The presented results open several interesting directions for future research:

-We have presented results for infinite-dimensional systems, but our numerical results in [9] suggest that a similar approach can be used for in infinitedimensional systems. As the large literature on (deterministic) operator splitting also indicates, this extension is an interesting but challenging topic for future research.

-Another important topic for future research is the extension to nonquadratic cost functions constrained by nonlinear dynamics. This extension is particularly interesting because of the connections between the training of certain types of Deep Neural Networks (DNNs) and these types of optimal control problems, see, e.g., [3, 1, 4, 8], and is also important for the control of interacting particles systems, see [7].
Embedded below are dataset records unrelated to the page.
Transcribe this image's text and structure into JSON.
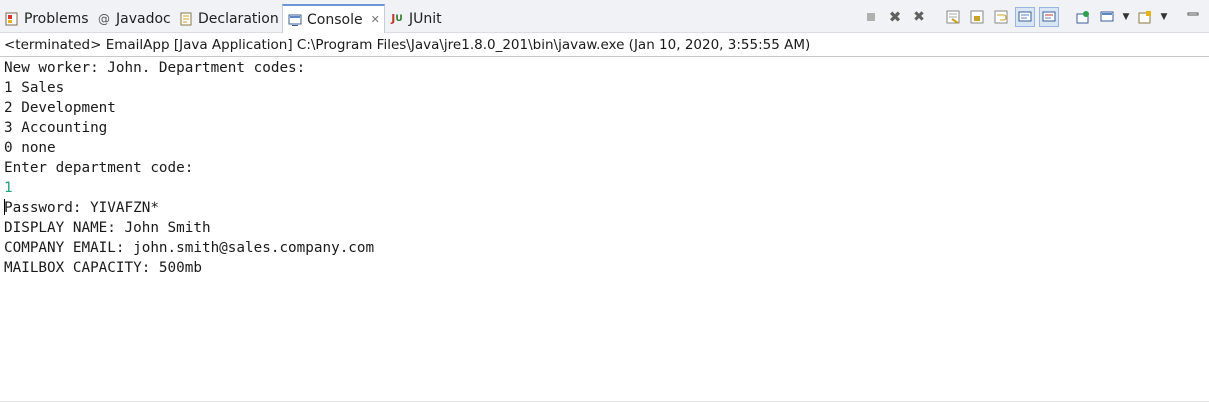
{
  "tabs": [
    {
      "label": "Problems",
      "icon": "problems-icon",
      "active": false
    },
    {
      "label": "Javadoc",
      "icon": "javadoc-icon",
      "active": false
    },
    {
      "label": "Declaration",
      "icon": "declaration-icon",
      "active": false
    },
    {
      "label": "Console",
      "icon": "console-icon",
      "active": true,
      "close_glyph": "✕"
    },
    {
      "label": "JUnit",
      "icon": "junit-icon",
      "active": false
    }
  ],
  "toolbar": {
    "icons": [
      "terminate-icon",
      "remove-launch-icon",
      "remove-all-terminated-icon",
      "clear-console-icon",
      "scroll-lock-icon",
      "word-wrap-icon",
      "show-on-stdout-icon",
      "show-on-stderr-icon",
      "pin-console-icon",
      "display-console-icon",
      "display-console-dropdown-icon",
      "open-console-icon",
      "open-console-dropdown-icon",
      "minimize-icon"
    ]
  },
  "status_text": "<terminated> EmailApp [Java Application] C:\\Program Files\\Java\\jre1.8.0_201\\bin\\javaw.exe (Jan 10, 2020, 3:55:55 AM)",
  "console": {
    "lines": [
      "New worker: John. Department codes:",
      "1 Sales",
      "2 Development",
      "3 Accounting",
      "0 none",
      "Enter department code:",
      "1",
      "Password: YIVAFZN*",
      "DISPLAY NAME: John Smith",
      "COMPANY EMAIL: john.smith@sales.company.com",
      "MAILBOX CAPACITY: 500mb"
    ],
    "input_color": "#1fa383"
  },
  "colors": {
    "tabbar_bg": "#f0f2f5",
    "active_tab_accent": "#6d96d6"
  }
}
-As suggested in [7], it is natural to combine the proposed randomized time-splitting method with a Model Predictive Control (MPC) strategy. An error analysis for this randomized MPC strategy not only involves the parameters h and Var[A_h] that characterize the proposed time-splitting method, but also the prediction and control horizons of the MPC strategy. Capturing the interaction between all these parameters is another challenging topic for future research.